Daily Bible Verse and Verse Summary Reading for Today: Hosea 1:1–2:23


Reading for Today:

Hosea 1:1–2:23
Psalm 138:4-6
Proverbs 29:17
1 John 3:1-24
Notes:

Hosea 1:2 children of harlotry. This points to the future unfaithfulness of their mother. The children were possibly not fathered by Hosea. That Hosea’s marriage to Gomer was to depict God’s marriage to Israel is clearly set forth and becomes the key to the theme of the book.

Hosea 2:19, 20 I will betroth you. Repeated 3 times, the term emphasizes the intensity of God’s restoring love for the nation. In that day, Israel will no longer be thought of as a prostitute. Israel brings nothing to the marriage; God makes all the promises and provides all the dowry. These verses are recited by every orthodox Jew as he places the phylacteries on his hand and forehead (Deut. 11:18). The regeneration/ conversion of the nation is much like that of an individual (2 Cor. 5:16–19).

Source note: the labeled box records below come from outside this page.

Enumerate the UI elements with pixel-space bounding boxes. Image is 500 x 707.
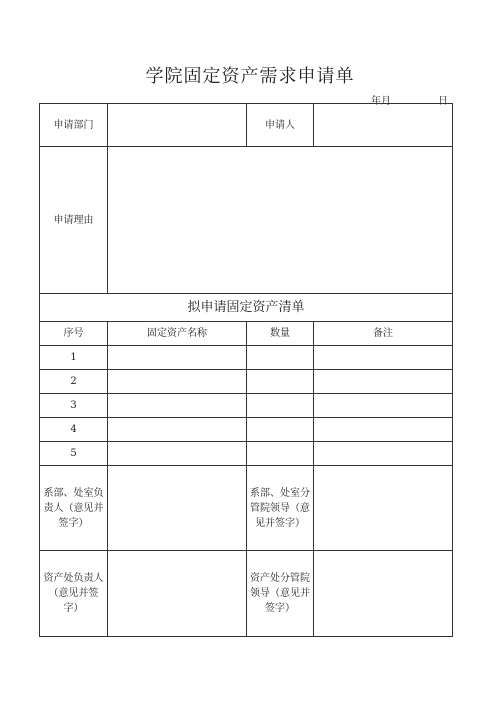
table-row	[40, 394, 453, 418]
note-cell[interactable]	[314, 370, 453, 394]
form-title: 学院固定资产需求申请单	[145, 66, 355, 87]
table-row	[40, 418, 453, 442]
quantity-cell[interactable]	[247, 370, 314, 394]
asset-name-cell[interactable]	[108, 442, 247, 466]
dept-approval-row	[40, 466, 453, 551]
table-row	[40, 442, 453, 466]
quantity-cell[interactable]	[247, 394, 314, 418]
asset-head-opinion-text: 资产处负责人（意见并签字）	[43, 573, 104, 614]
quantity-cell[interactable]	[247, 346, 314, 370]
column-header-name: 固定资产名称	[108, 322, 247, 346]
reason-row	[40, 147, 453, 294]
dept-leader-opinion-label	[247, 466, 314, 551]
asset-list-title: 拟申请固定资产清单	[40, 294, 453, 322]
table-row	[40, 346, 453, 370]
application-form-table	[39, 103, 453, 637]
note-cell[interactable]	[314, 418, 453, 442]
asset-name-cell[interactable]	[108, 346, 247, 370]
reason-label: 申请理由	[40, 147, 108, 294]
dept-head-opinion-label	[40, 466, 108, 551]
column-header-quantity: 数量	[247, 322, 314, 346]
asset-name-cell[interactable]	[108, 418, 247, 442]
dept-head-opinion-text: 系部、处室负责人（意见并签字）	[43, 487, 104, 529]
asset-approval-row	[40, 551, 453, 637]
asset-list-title-row	[40, 294, 453, 322]
asset-head-signature-field[interactable]	[108, 551, 247, 637]
asset-leader-signature-field[interactable]	[314, 551, 453, 637]
asset-name-cell[interactable]	[108, 394, 247, 418]
department-label: 申请部门	[40, 104, 108, 147]
quantity-cell[interactable]	[247, 442, 314, 466]
asset-name-cell[interactable]	[108, 370, 247, 394]
row-number: 2	[40, 370, 108, 394]
asset-head-opinion-label	[40, 551, 108, 637]
note-cell[interactable]	[314, 394, 453, 418]
row-number: 1	[40, 346, 108, 370]
department-row	[40, 104, 453, 147]
table-row	[40, 370, 453, 394]
reason-field[interactable]	[108, 147, 453, 294]
dept-leader-opinion-text: 系部、处室分管院领导（意见并签字）	[250, 487, 310, 529]
note-cell[interactable]	[314, 346, 453, 370]
applicant-label: 申请人	[247, 104, 314, 147]
date-day: 日	[438, 96, 448, 107]
asset-list-header-row	[40, 322, 453, 346]
column-header-no: 序号	[40, 322, 108, 346]
date-year-month: 年月	[371, 96, 391, 107]
dept-leader-signature-field[interactable]	[314, 466, 453, 551]
dept-head-signature-field[interactable]	[108, 466, 247, 551]
asset-leader-opinion-text: 资产处分管院领导（意见并签字）	[250, 573, 310, 614]
row-number: 4	[40, 418, 108, 442]
row-number: 5	[40, 442, 108, 466]
asset-leader-opinion-label	[247, 551, 314, 637]
column-header-note: 备注	[314, 322, 453, 346]
note-cell[interactable]	[314, 442, 453, 466]
department-field[interactable]	[108, 104, 247, 147]
applicant-field[interactable]	[314, 104, 453, 147]
quantity-cell[interactable]	[247, 418, 314, 442]
row-number: 3	[40, 394, 108, 418]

1 John 3:3 purifies himself, just as He is pure. This is the key verse to 2:28–3:3. Living in the reality of Christ’s return makes a difference in a Christian’s behavior. Since Christians someday will be like Him, a desire should grow within the Christian to become like Him now. That was Paul’s passion, expressed in Philippians 3:12–14. That calls for a purifying of sin, in which we play a part (2 Cor. 7:1; 1 Tim.5:22; 1 Pet. 1:22).

1 John 3:16 By this we know love. With this phrase, John introduces the standard of love that is reflected in genuine Christianity. It becomes the measuring stick for every expression of love (see v. 18). John presents this characteristic of Satan’s children in terms of their lack of love. Satan’s children are marked by indifference toward others’ needs. He laid down His life for us. This expression is unique to John (John 10:11, 15, 17, 18; 13:37, 38; 15:13) and speaks of divesting oneself of something. Christian love is self-sacrificing and giving. Christ’s giving up His life for believers epitomized the true nature of Christian love (John 15:12, 13; Phil. 2:5–8; 1 Pet. 2:19–23). we also ought to lay down our lives for the brethren. God calls Christians to that same standard of love for one another as He had for us.

DAY 5: What 4 reasons does John give for why believers cannot habitually practice sin (1 John 3:4–10)?

This passage begins with the phrase “Whoever commits sin” (v. 4). “Commits” translates a Greek verb that conveys the idea of habitual practice. Although genuine Christians have a sin nature (1:8) and do behave sinfully, their confession of sin (1:9; 2:1) and acceptance of forgiveness prevent sin from becoming the unbroken pattern of their lives (John 8:31, 34–36; Rom. 6:11; 2 John 9). God builds a certain growing awareness about sin that provides 4 effective reasons why true Christians cannot habitually practice sin:

1. Genuine Christians cannot practice sin because sin is incompatible with the law of God, which they love (3:4; Ps. 119:34, 77, 97; Rom.7:12, 22); whereas habitual sin betrays the ultimate sense of rebellion—living as if there were no law or ignoring what laws exist (James 4:17)—in short, lawlessness.

2. Genuine Christians cannot practice sin because sin is incompatible with the work of Christ (3:5). Christ died to sanctify (make holy) the believer (2 Cor. 5:21; Eph. 5:25–27). Habitual sin contradicts Christ’s work of breaking the dominion of sin in the believer’s life (Rom. 6:1–15).

3. Genuine Christians cannot practice sin because Christ came to destroy the works of the arch-sinner, Satan (3:8). The devil is still operating, but he has been defeated, and in Christ we escape his tyranny. The day will come when all of Satan’s activity will cease in the universe, and he will be sent to hell forever (Rev. 20:10).

4. Genuine Christians cannot practice sin because sin is incompatible with the ministry of the Holy Spirit, who has imparted a new nature to the believer (3:9; John 3:5–8).This new nature shuns sin and exhibits the habitual character of righteousness produced by the Holy Spirit (Gal. 5:22–24).